Con 20 años dedicado a la recreación de imágenes mentales de poemas visuales captados con su cámara fotográfica, Chema Madoz se ha convertido en el primer fotógrafo del que la editorial La Fábrica publica un catálogo con sus obras maestras. Pero también, además de la publicación de imágenes que van desde sus orígenes hasta lo que llama su periodo de madurez, hay una serie de textos que dan cuenta de la evolución estética y, sobre todo, del hallazgo que representa este fotógrafo en el arte actual, al tener un lenguaje tan singular y evocativo.

El hijo nonato de Borges

Duane Michaels escribió un poema sobre el artista que lo define, incluso desde su nombre: “Chema podría atar las cuerdas de una guitarra a una estrella y tocar música en el espacio con nubes de encaje de arañas.

“Madoz vive en el interior de un espejo y observa el mundo boca abajo y del revés… Sin duda debe ser el hijo nonato de Borges”.

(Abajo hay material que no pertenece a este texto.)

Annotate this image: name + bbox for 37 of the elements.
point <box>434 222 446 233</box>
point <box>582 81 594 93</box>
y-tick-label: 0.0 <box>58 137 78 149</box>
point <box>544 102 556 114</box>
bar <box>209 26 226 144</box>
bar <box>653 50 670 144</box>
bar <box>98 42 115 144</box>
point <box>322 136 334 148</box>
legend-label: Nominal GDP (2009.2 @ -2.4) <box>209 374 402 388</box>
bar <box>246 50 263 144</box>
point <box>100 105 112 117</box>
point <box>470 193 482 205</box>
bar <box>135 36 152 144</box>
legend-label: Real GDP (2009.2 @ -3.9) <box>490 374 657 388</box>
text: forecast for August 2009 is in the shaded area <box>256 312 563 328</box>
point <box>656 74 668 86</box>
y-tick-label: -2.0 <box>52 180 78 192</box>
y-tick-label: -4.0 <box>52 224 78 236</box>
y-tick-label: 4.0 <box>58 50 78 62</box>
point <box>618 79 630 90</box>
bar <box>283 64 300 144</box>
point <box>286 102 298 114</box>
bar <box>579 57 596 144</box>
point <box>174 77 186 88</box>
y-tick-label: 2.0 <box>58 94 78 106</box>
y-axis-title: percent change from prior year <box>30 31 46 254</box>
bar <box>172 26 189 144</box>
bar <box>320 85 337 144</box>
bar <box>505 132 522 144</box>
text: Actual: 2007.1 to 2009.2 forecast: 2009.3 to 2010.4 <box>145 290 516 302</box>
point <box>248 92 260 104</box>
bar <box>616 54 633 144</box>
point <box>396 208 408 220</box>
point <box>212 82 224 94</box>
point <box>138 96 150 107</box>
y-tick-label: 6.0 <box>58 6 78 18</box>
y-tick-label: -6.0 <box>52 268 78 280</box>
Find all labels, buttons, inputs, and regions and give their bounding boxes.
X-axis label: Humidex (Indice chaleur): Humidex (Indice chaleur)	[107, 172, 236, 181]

Chema Madoz manipula, inventa y fotografía objetos. En palabras de su editor, su trabajo es un despliegue de interminable entelequia que desencadena una creación de imágenes en cadena. Definido como poeta visual, las asociaciones que desarrolla partiendo de cosas tan usuales como una llave, una piedra o una escalera han desembocado en un torrente de creatividad. Imágenes en blanco y negro, con objetos inertes como sujetos, rodeados de un vacío que parece estático, donde nunca pasa nada, crean asociaciones que despiertan la curiosidad del espectador y que se han inspirado en lo cotidiano. Ingenio y sensibilidad es su sello identificativo.

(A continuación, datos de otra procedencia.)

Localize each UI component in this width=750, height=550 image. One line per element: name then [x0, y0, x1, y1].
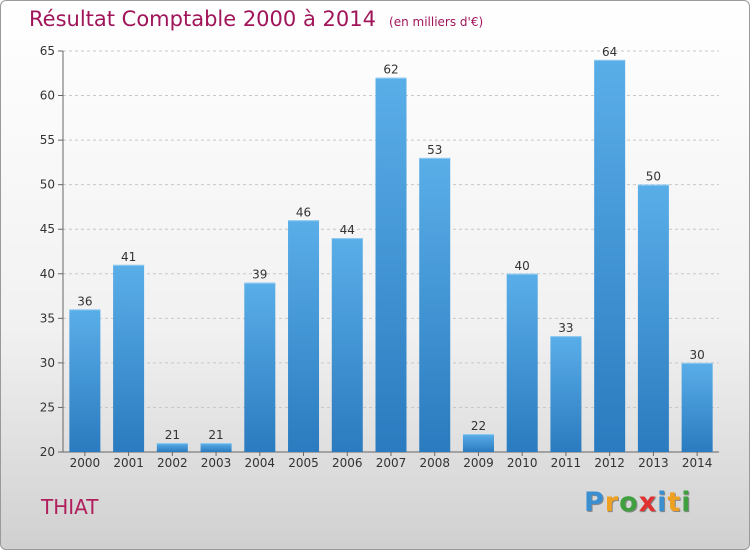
bar-2007 — [375, 77, 407, 452]
logo-letter-0: P — [584, 487, 605, 518]
bar-2011 — [550, 336, 582, 452]
value-label-2001: 41 — [121, 250, 136, 264]
chart-title: Résultat Comptable 2000 à 2014 (en milli… — [29, 7, 483, 31]
value-label-2004: 39 — [252, 268, 267, 282]
bar-2012 — [594, 59, 626, 453]
value-label-2009: 22 — [471, 419, 486, 433]
x-tick-label-2005: 2005 — [288, 456, 319, 470]
value-label-2010: 40 — [515, 259, 530, 273]
x-tick-label-2011: 2011 — [551, 456, 582, 470]
bar-2000 — [69, 309, 101, 452]
bar-2006 — [331, 238, 363, 452]
value-label-2002: 21 — [165, 428, 180, 442]
value-label-2011: 33 — [558, 321, 573, 335]
bar-2010 — [506, 273, 538, 452]
bar-2004 — [244, 282, 276, 452]
logo-letter-3: x — [638, 487, 658, 518]
value-label-2013: 50 — [646, 170, 661, 184]
value-label-2008: 53 — [427, 143, 442, 157]
logo-letter-2: o — [619, 487, 639, 518]
logo-letter-5: t — [667, 487, 682, 518]
value-label-2012: 64 — [602, 45, 617, 59]
y-tick-label-45: 45 — [40, 222, 55, 236]
bar-2013 — [637, 184, 669, 452]
y-tick-label-20: 20 — [40, 445, 55, 459]
y-tick-label-40: 40 — [40, 267, 55, 281]
logo-letter-1: r — [604, 487, 620, 518]
value-label-2007: 62 — [383, 63, 398, 77]
bar-2001 — [113, 264, 145, 452]
x-tick-label-2009: 2009 — [463, 456, 494, 470]
value-label-2003: 21 — [208, 428, 223, 442]
x-tick-label-2002: 2002 — [157, 456, 188, 470]
x-tick-label-2014: 2014 — [682, 456, 713, 470]
logo-letter-4: i — [657, 487, 668, 518]
bar-2005 — [288, 220, 320, 452]
value-label-2000: 36 — [77, 294, 92, 308]
x-tick-label-2000: 2000 — [70, 456, 101, 470]
y-tick-label-60: 60 — [40, 89, 55, 103]
value-label-2014: 30 — [689, 348, 704, 362]
y-tick-label-55: 55 — [40, 133, 55, 147]
x-tick-label-2006: 2006 — [332, 456, 363, 470]
bars — [69, 59, 713, 453]
x-tick-label-2003: 2003 — [201, 456, 232, 470]
x-tick-label-2013: 2013 — [638, 456, 669, 470]
x-tick-label-2010: 2010 — [507, 456, 538, 470]
x-tick-label-2008: 2008 — [419, 456, 450, 470]
labels: 20 25 30 35 40 45 50 55 60 65 36 2000 41 2001 21 2002 21… — [40, 44, 713, 470]
x-tick-label-2001: 2001 — [113, 456, 144, 470]
value-label-2006: 44 — [340, 223, 355, 237]
x-tick-label-2004: 2004 — [245, 456, 276, 470]
bar-2014 — [681, 362, 713, 452]
y-tick-label-50: 50 — [40, 178, 55, 192]
proxiti-logo: Proxiti — [584, 487, 692, 518]
y-tick-label-30: 30 — [40, 356, 55, 370]
logo-letter-6: i — [681, 487, 692, 518]
bar-2008 — [419, 157, 451, 452]
bar-2009 — [462, 434, 494, 452]
value-label-2005: 46 — [296, 205, 311, 219]
commune-name: THIAT — [41, 495, 99, 519]
y-tick-label-35: 35 — [40, 311, 55, 325]
chart-subtitle: (en milliers d'€) — [389, 15, 484, 29]
bar-2003 — [200, 443, 232, 452]
x-tick-label-2007: 2007 — [376, 456, 407, 470]
x-tick-label-2012: 2012 — [594, 456, 625, 470]
bar-2002 — [156, 443, 188, 452]
chart-title-text: Résultat Comptable 2000 à 2014 — [29, 7, 376, 31]
y-tick-label-25: 25 — [40, 400, 55, 414]
y-tick-label-65: 65 — [40, 44, 55, 58]
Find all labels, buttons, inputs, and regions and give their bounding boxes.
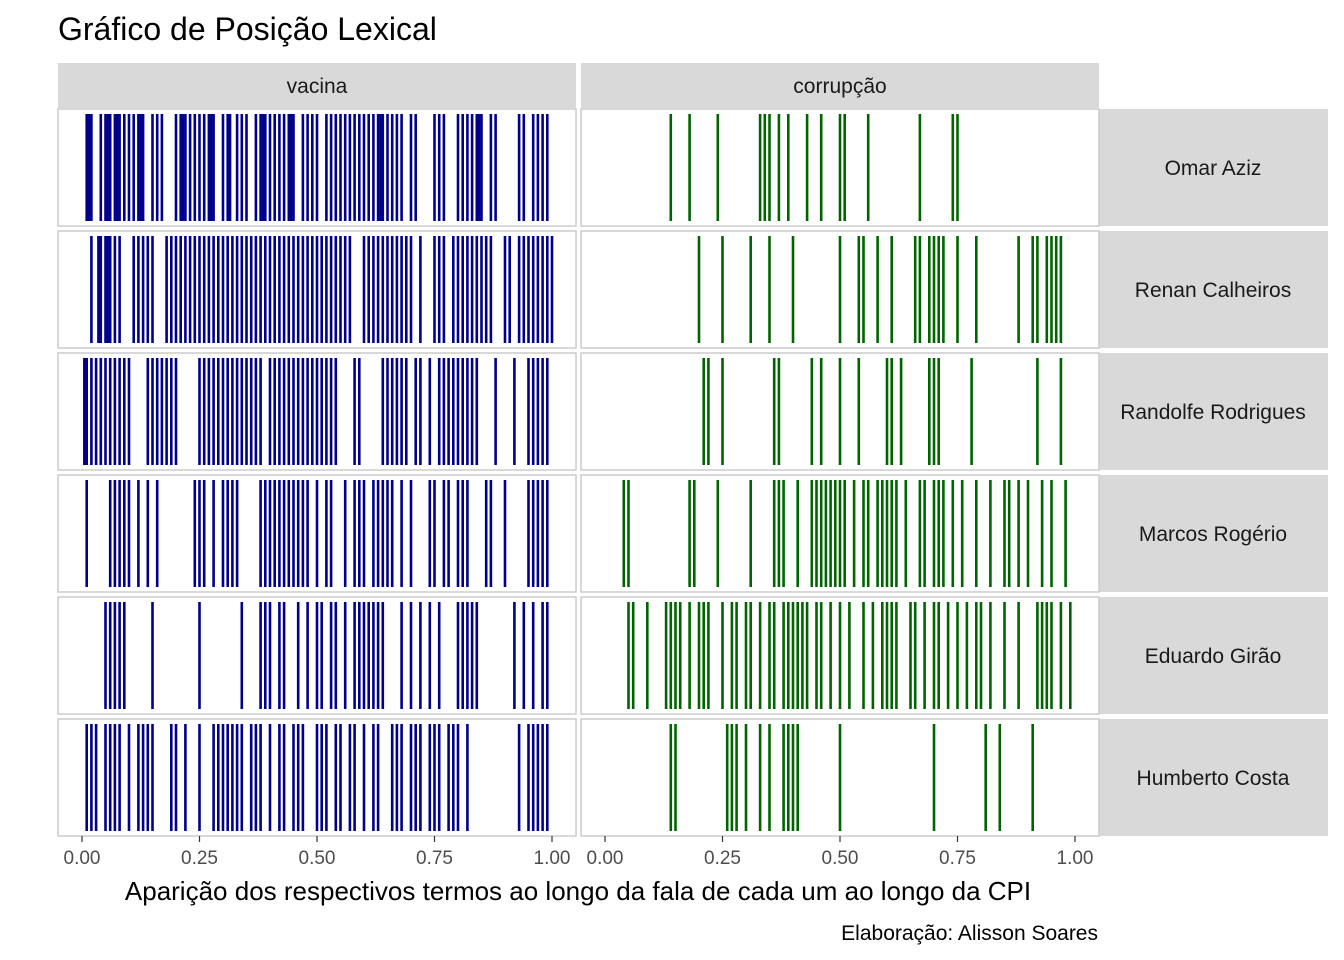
strip-bg-vacina xyxy=(58,63,576,108)
panel-0-3 xyxy=(57,474,577,593)
x-axes: 0.00 0.25 0.50 0.75 1.00 0.00 0.25 0.50 0.75 1.00 xyxy=(64,836,1094,869)
panel-0-1 xyxy=(57,230,577,349)
strip-bg-row-1 xyxy=(1099,231,1328,348)
x-tick-label: 0.25 xyxy=(181,848,218,869)
x-tick-label: 0.50 xyxy=(299,848,336,869)
panel-1-1 xyxy=(580,230,1100,349)
caption: Elaboração: Alisson Soares xyxy=(841,922,1098,945)
strip-bg-row-5 xyxy=(1099,719,1328,836)
panels xyxy=(57,108,1100,837)
x-tick-label: 0.50 xyxy=(822,848,859,869)
strip-label-corrupcao: corrupção xyxy=(793,75,886,98)
strip-label-vacina: vacina xyxy=(287,75,348,98)
x-tick-label: 0.00 xyxy=(64,848,101,869)
strip-bg-row-0 xyxy=(1099,109,1328,226)
x-tick-label: 0.25 xyxy=(704,848,741,869)
x-tick-label: 0.00 xyxy=(587,848,624,869)
panel-0-4 xyxy=(57,596,577,715)
strip-bg-row-3 xyxy=(1099,475,1328,592)
strip-label-row-4: Eduardo Girão xyxy=(1145,645,1282,668)
panel-1-4 xyxy=(580,596,1100,715)
x-tick-label: 0.75 xyxy=(939,848,976,869)
panel-0-0 xyxy=(57,108,577,227)
strip-bg-row-2 xyxy=(1099,353,1328,470)
x-axis-title: Aparição dos respectivos termos ao longo… xyxy=(125,876,1031,906)
x-tick-label: 1.00 xyxy=(1057,848,1094,869)
panel-1-5 xyxy=(580,718,1100,837)
panel-0-5 xyxy=(57,718,577,837)
x-tick-label: 0.75 xyxy=(416,848,453,869)
row-strips: Omar Aziz Renan Calheiros Randolfe Rodri… xyxy=(1099,109,1328,836)
panel-0-2 xyxy=(57,352,577,471)
strip-label-row-2: Randolfe Rodrigues xyxy=(1120,401,1306,424)
panel-1-2 xyxy=(580,352,1100,471)
chart-title: Gráfico de Posição Lexical xyxy=(58,11,437,47)
strip-bg-row-4 xyxy=(1099,597,1328,714)
panel-1-0 xyxy=(580,108,1100,227)
strip-label-row-5: Humberto Costa xyxy=(1137,767,1290,790)
strip-label-row-3: Marcos Rogério xyxy=(1139,523,1287,546)
strip-label-row-0: Omar Aziz xyxy=(1165,157,1262,180)
strip-label-row-1: Renan Calheiros xyxy=(1135,279,1291,302)
column-strips: vacina corrupção xyxy=(58,63,1099,108)
strip-bg-corrupcao xyxy=(581,63,1099,108)
x-tick-label: 1.00 xyxy=(534,848,571,869)
panel-1-3 xyxy=(580,474,1100,593)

Sus figuras literarias crean un discurso artístico que es fotografía, escultura y poesía. Madoz se ocupa de alterar la percepción inmediata al crear otra diferente en la que el espectador participa.

Nadie, salvo él, es capaz de convertir una rosa en un enchufe, una castañuela en una ostra o una cuchara en un tenedor. La fotografía explotada al máximo para crear lírica visual, asegura Chema Conesa, responsable de la publicación.

A la vista del inconsciente

El libro consta de 300 fotografías y una cronología pormenorizada de su trayectoria vital y artística, además de textos reveladores sobre su obra. Como el de la crítica e historiadora del arte Estrella de Diego, quien sostiene que “la obra de Madoz parece a veces un apabullante gabinete de ciencias naturales en el cual las metáforas se camuflan y se persiguen. Nos persiguen. Camuflarse. O mejor aún. Regresar a lo prístino como nadie lo habría sospechado. Conchas invertidas en mariposas, hormas de madera para zapatos que regresan a sus orígenes y se llenan de raíces haciéndose árbol; castañuelas que guardan en sus entrañas una perla… Cada cosa es lo que fuera y lo que hubiera podido ser; lo que es en ese lugar de lo no visible con los ojos y sí con el inconsciente, experimento de la existencia que, descubierto en su nueva vida, parece haber pertenecido siempre a esa franja, a esa esencia.”

Christian Caujolle sostiene por su parte que Chema Madoz extrae de los objetos cotidianos o de sus imágenes visuales una poesía amable que nos obliga a replantearnos nuestra tendencia a la convención. Subvertir la esencia de las cosas, de los objetos. Citar con su cámara y su mirada singular a los misterios de la alquimia, pero también a la sencillez que se vuelve abrigo, calidez, y al laberinto que se vuelve duda, misterio.